Hans Grothe, 1930 in Duisburg geboren, zählt zu den bedeutendsten privaten Kunstsammlern der Bundesrepublik Deutschland. Einen großen Teil seiner 1.100 Werke umfassenden Kollektion hat er 2006 an die Wella-Erben verkauft. Nur von einem konnte Grothe sich nicht trennen: von den Werken Anselm Kiefers. Kiefer, geboren 1945, gilt als einer der wichtigsten Künstler der Gegenwart. Anlässlich des fünften Geburtstages des Museums Es Baluard werden aus der Sammlung Grothe derzeit 27 Exponate in Palma gezeigt.

Immobilienhändler, Architekt, Bauunternehmer, Bautycoon - wie soll ich Sie nennen?

Als Immobilienhändler und Bautycoon bezeichnete man mich zu Anfang meiner Sammlertätigkeit.
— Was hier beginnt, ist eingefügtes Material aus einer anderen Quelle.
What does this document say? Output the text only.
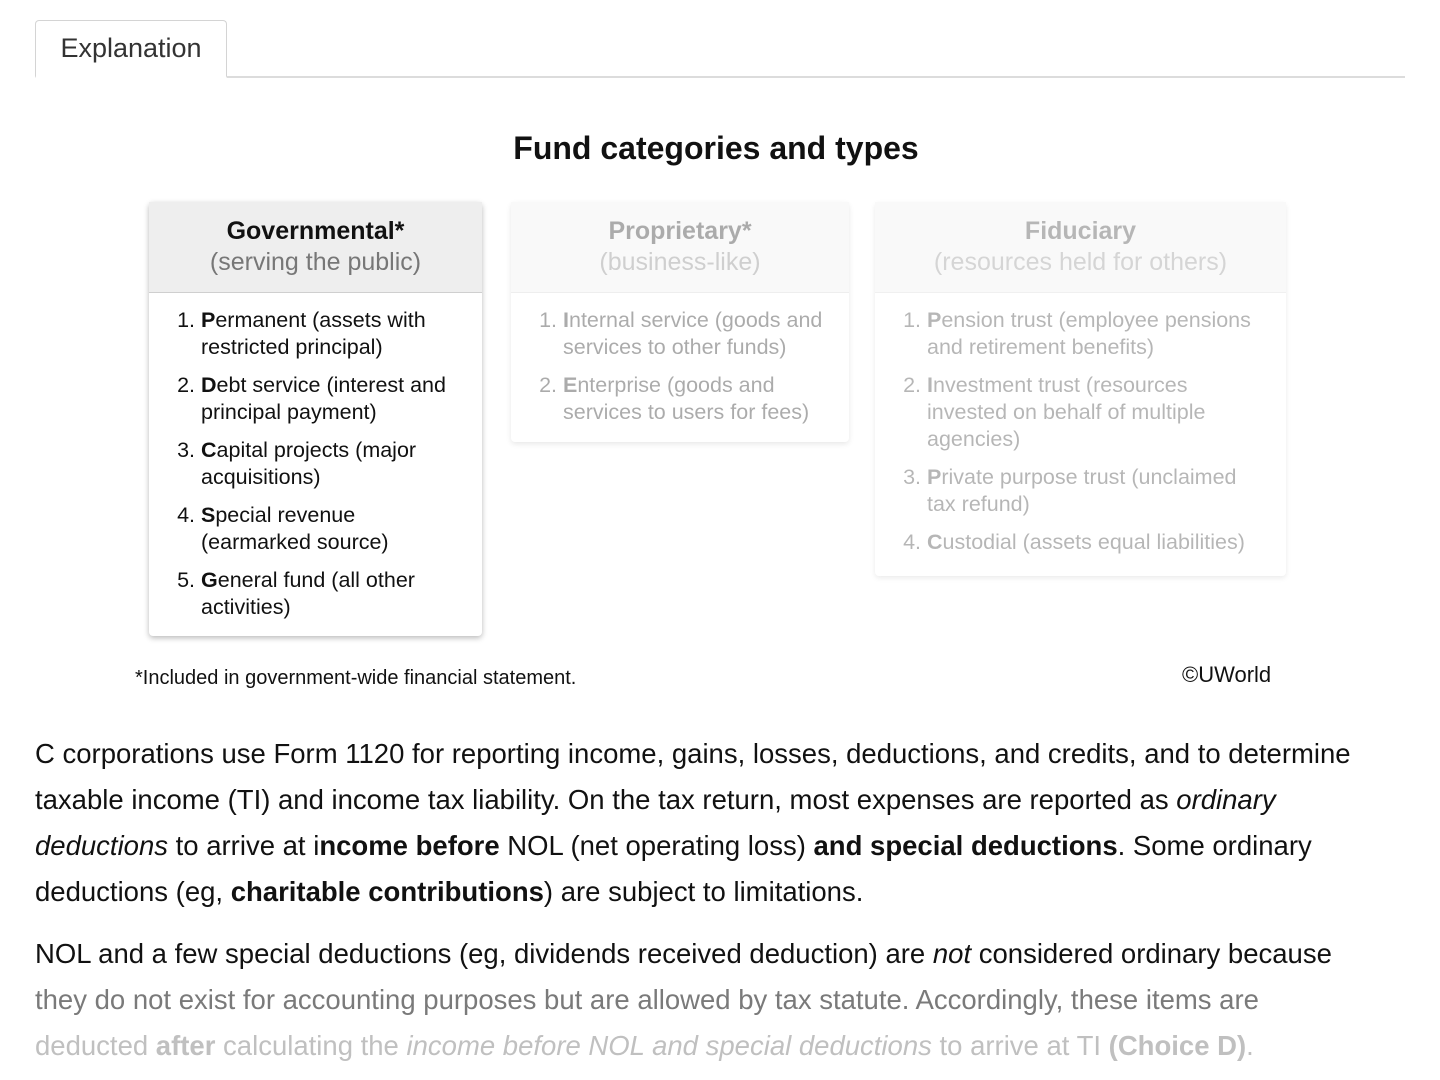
Explanation
Fund categories and types
Governmental*
(serving the public)
1. Permanent (assets with restricted principal)
2. Debt service (interest and principal payment)
3. Capital projects (major acquisitions)
4. Special revenue (earmarked source)
5. General fund (all other activities)
Proprietary*
(business-like)
1. Internal service (goods and services to other funds)
2. Enterprise (goods and services to users for fees)
Fiduciary
(resources held for others)
1. Pension trust (employee pensions and retirement benefits)
2. Investment trust (resources invested on behalf of multiple agencies)
3. Private purpose trust (unclaimed tax refund)
4. Custodial (assets equal liabilities)
*Included in government-wide financial statement.	©UWorld

C corporations use Form 1120 for reporting income, gains, losses, deductions, and credits, and to determine taxable income (TI) and income tax liability. On the tax return, most expenses are reported as ordinary deductions to arrive at income before NOL (net operating loss) and special deductions. Some ordinary deductions (eg, charitable contributions) are subject to limitations.

NOL and a few special deductions (eg, dividends received deduction) are not considered ordinary because
they do not exist for accounting purposes but are allowed by tax statute. Accordingly, these items are
deducted after calculating the income before NOL and special deductions to arrive at TI (Choice D).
Später brachte man mir mehr Respekt entgegen. Da habe ich es immerhin bis zum Immobilienkaufmann gebracht. Nennen Sie mich Architekt.
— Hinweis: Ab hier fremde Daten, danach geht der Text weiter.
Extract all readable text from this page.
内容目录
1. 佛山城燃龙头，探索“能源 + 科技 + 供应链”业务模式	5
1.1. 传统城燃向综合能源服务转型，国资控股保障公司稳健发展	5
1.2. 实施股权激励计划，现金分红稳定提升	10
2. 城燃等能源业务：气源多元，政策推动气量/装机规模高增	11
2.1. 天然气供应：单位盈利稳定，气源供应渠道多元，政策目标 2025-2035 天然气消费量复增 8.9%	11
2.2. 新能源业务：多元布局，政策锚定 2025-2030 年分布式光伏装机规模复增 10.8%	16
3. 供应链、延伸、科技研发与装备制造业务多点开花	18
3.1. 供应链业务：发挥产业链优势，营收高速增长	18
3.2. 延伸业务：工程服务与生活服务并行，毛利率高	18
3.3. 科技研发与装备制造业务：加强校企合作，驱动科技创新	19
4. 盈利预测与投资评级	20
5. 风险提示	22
Seit wann sammeln Sie Kunst?

Seit 1957, zunächst ausschließlich Expressionisten.

Spielte in Ihrer Familie Kunst eine Rolle?

Gar nicht. Mein Vater war Bergmann. Flaschenbier spielte da eine Rolle.

Woher rührt Ihre Liebe zur Kunst?

Ich habe in Trier Architektur studiert und nebenbei in Mainz Kunst-Vorlesungen gehört. Dort habe ich mich auf die Impressionisten und Expressionisten konzentriert. Alles andere hat mich nicht interessiert.

Wann kauften Sie das erste Bild?

1955 habe ich zum ersten Mal Geld als Architekt verdient und wollte mir einen Porsche kaufen. Den ich nicht gekauft habe. Weil der Laden noch zu war. Ich stand da um 8 Uhr morgens bei Auto Becker in Düsseldorf und der öffnete erst um 11.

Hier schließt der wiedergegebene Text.